The SARAS Aajeevika Mela, 2026, had arrived, turning the urban landscape into a living canvas of rural India. This national-level fair (from February 10 to 26) feels less like an exhibition and more like a journey across the country. The event brought together over 900 women entrepreneurs from 28 states, representing Self-Help Groups (SHGs).
With more than 450 stalls organised across state pavilions, the mela is described as a “Mini India” that presents region-specific products rooted in local traditions and artisanal skills.
Visitors encountered Pashmina shawls from Kashmir, silk textiles from Tamil Nadu, embroidered poshaks from Rajasthan, and bamboo crafts from Assam, alongside regional foods, handicrafts, and cultural performances. Beyond its cultural vibrancy, the mela illustrates a structured market linkage model within livelihood promotion frameworks.
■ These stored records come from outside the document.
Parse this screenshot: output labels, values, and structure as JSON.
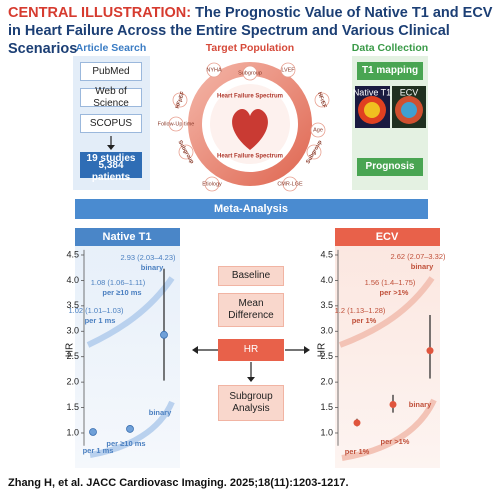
{
  "header": {
    "label": "CENTRAL ILLUSTRATION:",
    "title": "The Prognostic Value of Native T1 and ECV in Heart Failure Across the Entire Spectrum and Various Clinical Scenarios"
  },
  "article_search": {
    "title": "Article Search",
    "databases": [
      "PubMed",
      "Web of Science",
      "SCOPUS"
    ],
    "result": [
      "19 studies",
      "5,384 patients"
    ]
  },
  "target_population": {
    "title": "Target Population",
    "center": [
      "Heart Failure Spectrum",
      "Heart Failure Spectrum"
    ],
    "labels": [
      "NYHA",
      "Subgroup",
      "LVEF",
      "HFrEF",
      "Age",
      "Subgroup",
      "CMR-LGE",
      "Etiology",
      "Subgroup",
      "Follow-Up time",
      "HFpEF"
    ]
  },
  "data_collection": {
    "title": "Data Collection",
    "mapping": "T1 mapping",
    "images": [
      "Native T1",
      "ECV"
    ],
    "outcome": "Prognosis"
  },
  "meta_analysis": {
    "title": "Meta-Analysis",
    "steps": [
      "Baseline",
      "Mean Difference",
      "HR",
      "Subgroup Analysis"
    ]
  },
  "chart_data": [
    {
      "type": "scatter",
      "title": "Native T1",
      "y_label": "HR",
      "color": "#6fa0d8",
      "categories": [
        "per 1 ms",
        "per ≥10 ms",
        "binary"
      ],
      "values": [
        1.02,
        1.08,
        2.93
      ],
      "ci_low": [
        1.01,
        1.06,
        2.03
      ],
      "ci_high": [
        1.03,
        1.11,
        4.23
      ],
      "value_labels": [
        "1.02 (1.01–1.03)",
        "1.08 (1.06–1.11)",
        "2.93 (2.03–4.23)"
      ],
      "ylim": [
        0.75,
        4.6
      ],
      "yticks": [
        {
          "value": 1,
          "label": "1.0"
        },
        1.5,
        {
          "value": 2,
          "label": "2.0"
        },
        2.5,
        {
          "value": 3,
          "label": "3.0"
        },
        3.5,
        {
          "value": 4,
          "label": "4.0"
        },
        4.5
      ]
    },
    {
      "type": "scatter",
      "title": "ECV",
      "y_label": "HR",
      "color": "#e0553d",
      "categories": [
        "per 1%",
        "per >1%",
        "binary"
      ],
      "values": [
        1.2,
        1.56,
        2.62
      ],
      "ci_low": [
        1.13,
        1.4,
        2.07
      ],
      "ci_high": [
        1.28,
        1.75,
        3.32
      ],
      "value_labels": [
        "1.2 (1.13–1.28)",
        "1.56 (1.4–1.75)",
        "2.62 (2.07–3.32)"
      ],
      "ylim": [
        0.75,
        4.6
      ],
      "yticks": [
        {
          "value": 1,
          "label": "1.0"
        },
        1.5,
        {
          "value": 2,
          "label": "2.0"
        },
        2.5,
        {
          "value": 3,
          "label": "3.0"
        },
        3.5,
        {
          "value": 4,
          "label": "4.0"
        },
        4.5
      ]
    }
  ],
  "footer": "Zhang H, et al. JACC Cardiovasc Imaging. 2025;18(11):1203-1217."
}
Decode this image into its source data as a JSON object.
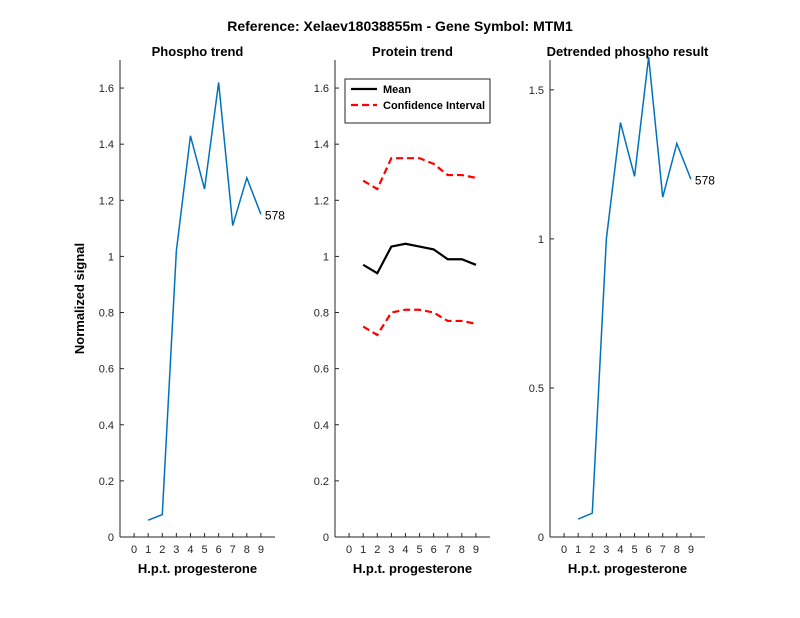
{
  "figure": {
    "title": "Reference:  Xelaev18038855m - Gene Symbol:  MTM1"
  },
  "chart_data": [
    {
      "type": "line",
      "title": "Phospho trend",
      "xlabel": "H.p.t. progesterone",
      "ylabel": "Normalized signal",
      "xlim": [
        -1,
        10
      ],
      "ylim": [
        0,
        1.7
      ],
      "xticks": [
        0,
        1,
        2,
        3,
        4,
        5,
        6,
        7,
        8,
        9
      ],
      "yticks": [
        0,
        0.2,
        0.4,
        0.6,
        0.8,
        1,
        1.2,
        1.4,
        1.6
      ],
      "x": [
        1,
        2,
        3,
        4,
        5,
        6,
        7,
        8,
        9
      ],
      "series": [
        {
          "values": [
            0.06,
            0.08,
            1.02,
            1.43,
            1.24,
            1.62,
            1.11,
            1.28,
            1.15
          ],
          "color": "#0072BD",
          "dash": ""
        }
      ],
      "annotations": [
        {
          "text": "578",
          "x": 9,
          "y": 1.15
        }
      ],
      "legend": null
    },
    {
      "type": "line",
      "title": "Protein trend",
      "xlabel": "H.p.t. progesterone",
      "ylabel": "",
      "xlim": [
        -1,
        10
      ],
      "ylim": [
        0,
        1.7
      ],
      "xticks": [
        0,
        1,
        2,
        3,
        4,
        5,
        6,
        7,
        8,
        9
      ],
      "yticks": [
        0,
        0.2,
        0.4,
        0.6,
        0.8,
        1,
        1.2,
        1.4,
        1.6
      ],
      "x": [
        1,
        2,
        3,
        4,
        5,
        6,
        7,
        8,
        9
      ],
      "series": [
        {
          "name": "Mean",
          "values": [
            0.97,
            0.94,
            1.035,
            1.045,
            1.035,
            1.025,
            0.99,
            0.99,
            0.97
          ],
          "color": "#000000",
          "dash": ""
        },
        {
          "name": "Confidence Interval",
          "values": [
            1.27,
            1.24,
            1.35,
            1.35,
            1.35,
            1.33,
            1.29,
            1.29,
            1.28
          ],
          "color": "#FF0000",
          "dash": "7,4"
        },
        {
          "values": [
            0.75,
            0.72,
            0.8,
            0.81,
            0.81,
            0.8,
            0.77,
            0.77,
            0.76
          ],
          "color": "#FF0000",
          "dash": "7,4"
        }
      ],
      "annotations": [],
      "legend": "top-left"
    },
    {
      "type": "line",
      "title": "Detrended phospho result",
      "xlabel": "H.p.t. progesterone",
      "ylabel": "",
      "xlim": [
        -1,
        10
      ],
      "ylim": [
        0,
        1.6
      ],
      "xticks": [
        0,
        1,
        2,
        3,
        4,
        5,
        6,
        7,
        8,
        9
      ],
      "yticks": [
        0,
        0.5,
        1,
        1.5
      ],
      "x": [
        1,
        2,
        3,
        4,
        5,
        6,
        7,
        8,
        9
      ],
      "series": [
        {
          "values": [
            0.06,
            0.08,
            1.0,
            1.39,
            1.21,
            1.61,
            1.14,
            1.32,
            1.2
          ],
          "color": "#0072BD",
          "dash": ""
        }
      ],
      "annotations": [
        {
          "text": "578",
          "x": 9,
          "y": 1.2
        }
      ],
      "legend": null
    }
  ]
}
It demonstrates how curated urban exhibitions can enhance income opportunities, enable direct-to-consumer sales, strengthen brand visibility for SHG products, and promote women-led micro-enterprises within a formalised marketplace.
A structured capacity-building platform
Beyond its commercial dimension, the SARAS Mela functions as a structured capacity-building platform. At the Knowledge and Learning Pavilion, women participate in workshops on packaging, branding, proposal development, and digital marketing strategies. Dedicated sessions on logistics and transportation management equip them with the skills to distribute products efficiently across domestic and international markets. Collaborations with e-commerce platforms and awareness initiatives around the E-SARAS portal are designed to extend market access beyond the fair's duration, ensuring continuity in sales and enterprise sustainability.
As evening descends and the mela lights illuminate the park, the fair emerges as a microcosm of rural enterprise and collective aspiration. Visitors depart with handloom textiles, crafts, and regional foods, and with inspiring stories of mentorship, entrepreneurship, and community-driven innovation rooted in tradition and shared prosperity. In a fast-paced urban setting, the SARAS Aajeevika Mela creates space to recognise the labour, resilience, and livelihoods embedded in each stall.